Being thin and 'stressed'.....these floors are similar to trampolines and are continually in a state of motion. If you put electronic instruments at various locations on these floors.....you can actually hear them 'singing' although most of the 'singing' is sub-sonic.
To make matters even worse........the dividing walls of these apartments are of often lightweight soundproof construction supported not on the wall below......but on the flexing thin prestressed slab.
This means that a wall-mounted shelf will be afflicted with the same structure-borne feedback issues as the floor itself?
Lew,
What you are hearing when you 'tap' on the shelf.....is the effect of the structural stresses within the shelf.
These stresses differ throughout any material depending on methods of support, locations of maximum and minimum bending moments, locations of maximum and minimum shear stresses and locations of all the various deflection points.
These stresses will also differ (in the same location) throughout the DEPTH of the material....normally compressive stresses at the surface, changing to tensile stresses on the bottom (reverse these for a cantilever).

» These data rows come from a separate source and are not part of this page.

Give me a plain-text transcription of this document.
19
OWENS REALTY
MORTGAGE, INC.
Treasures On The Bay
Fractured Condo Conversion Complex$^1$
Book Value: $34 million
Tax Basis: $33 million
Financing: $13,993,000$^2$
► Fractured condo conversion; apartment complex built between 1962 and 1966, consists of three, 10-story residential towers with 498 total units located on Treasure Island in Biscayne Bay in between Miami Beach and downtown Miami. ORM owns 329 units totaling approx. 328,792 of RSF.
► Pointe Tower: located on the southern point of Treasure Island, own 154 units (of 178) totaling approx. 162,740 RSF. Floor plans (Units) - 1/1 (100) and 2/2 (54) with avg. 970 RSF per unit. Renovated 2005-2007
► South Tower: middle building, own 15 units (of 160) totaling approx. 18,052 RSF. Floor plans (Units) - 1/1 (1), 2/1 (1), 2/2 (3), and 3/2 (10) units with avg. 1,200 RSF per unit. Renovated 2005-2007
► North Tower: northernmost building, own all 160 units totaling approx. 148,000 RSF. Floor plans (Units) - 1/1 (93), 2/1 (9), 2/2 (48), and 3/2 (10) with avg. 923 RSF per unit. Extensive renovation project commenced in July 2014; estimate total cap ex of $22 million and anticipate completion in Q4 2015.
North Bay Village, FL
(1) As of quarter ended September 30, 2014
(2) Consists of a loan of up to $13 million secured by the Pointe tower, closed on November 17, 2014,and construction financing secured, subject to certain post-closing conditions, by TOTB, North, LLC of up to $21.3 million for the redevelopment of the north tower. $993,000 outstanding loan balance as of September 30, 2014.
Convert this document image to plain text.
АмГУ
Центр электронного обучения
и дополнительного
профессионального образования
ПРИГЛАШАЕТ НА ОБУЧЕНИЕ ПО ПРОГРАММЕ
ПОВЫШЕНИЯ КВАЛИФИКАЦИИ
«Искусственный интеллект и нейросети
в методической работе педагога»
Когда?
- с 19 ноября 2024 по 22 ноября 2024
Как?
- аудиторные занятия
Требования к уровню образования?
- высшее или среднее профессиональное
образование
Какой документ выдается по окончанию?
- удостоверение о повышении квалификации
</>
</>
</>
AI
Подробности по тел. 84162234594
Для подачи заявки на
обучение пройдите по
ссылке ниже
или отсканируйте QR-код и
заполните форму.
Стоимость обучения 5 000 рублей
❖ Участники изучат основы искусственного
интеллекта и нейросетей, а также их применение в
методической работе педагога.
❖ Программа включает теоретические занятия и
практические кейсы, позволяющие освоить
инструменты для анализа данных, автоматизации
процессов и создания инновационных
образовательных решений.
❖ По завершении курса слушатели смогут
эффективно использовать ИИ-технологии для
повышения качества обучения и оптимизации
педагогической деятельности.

These stresses will normally not affect the material's reaction to air-borne sound transmission.....most waves reflected or passing through.
Tapping a shelf to test for air-borne acoustic performance is similar to the infamous 'tap-test' employed on turntable plinths by some incompetent reviewers.
I liken it to the analogy of tapping on one's head to test for hearing ability? :-)

Regards...and peace
Thanks Halcro,

And I will of course feedback on my findings. I think the grounding issue really is a major one, despite my use of wall shelf mounting and experimentation with a number of platforms and methods of isolation. Walls rarely seem as neutral to vibration as I would wish and even wall mounting carries detectable vibrations - listening through my system within a fairly solid 19th Century English home. Along with decoupling tonearm and TT (arm-tower/pod), the use of pneumatic footers was (as I suggested) the most marked improvement to the quality of analogue reproduction in my experience: quality of system, hearing sensitivity and expectations not withstanding. That this is the case is simply beyond doubt for me and so my only questions are:

1. Does the decoupled arm/TT really offer the ultimate feasible set up? and

2. Will pneumatic decoupling of a coupled (or, 'plinth based') arm/TT from the grounding/platform really offer the ultimate feasible set up?

That's what I'll be looking into in a suitably empirical way and that's really all that I'll be able to report back on. What others choose to make of that or 'believe' will obviously remain beyond my compass.

As always...
I should just add that not all pneumatic supports offer the same degree of isolation and that my most positive experiences relate using to the Audio Technica AT616 Precision Pneumatic Footers in particular.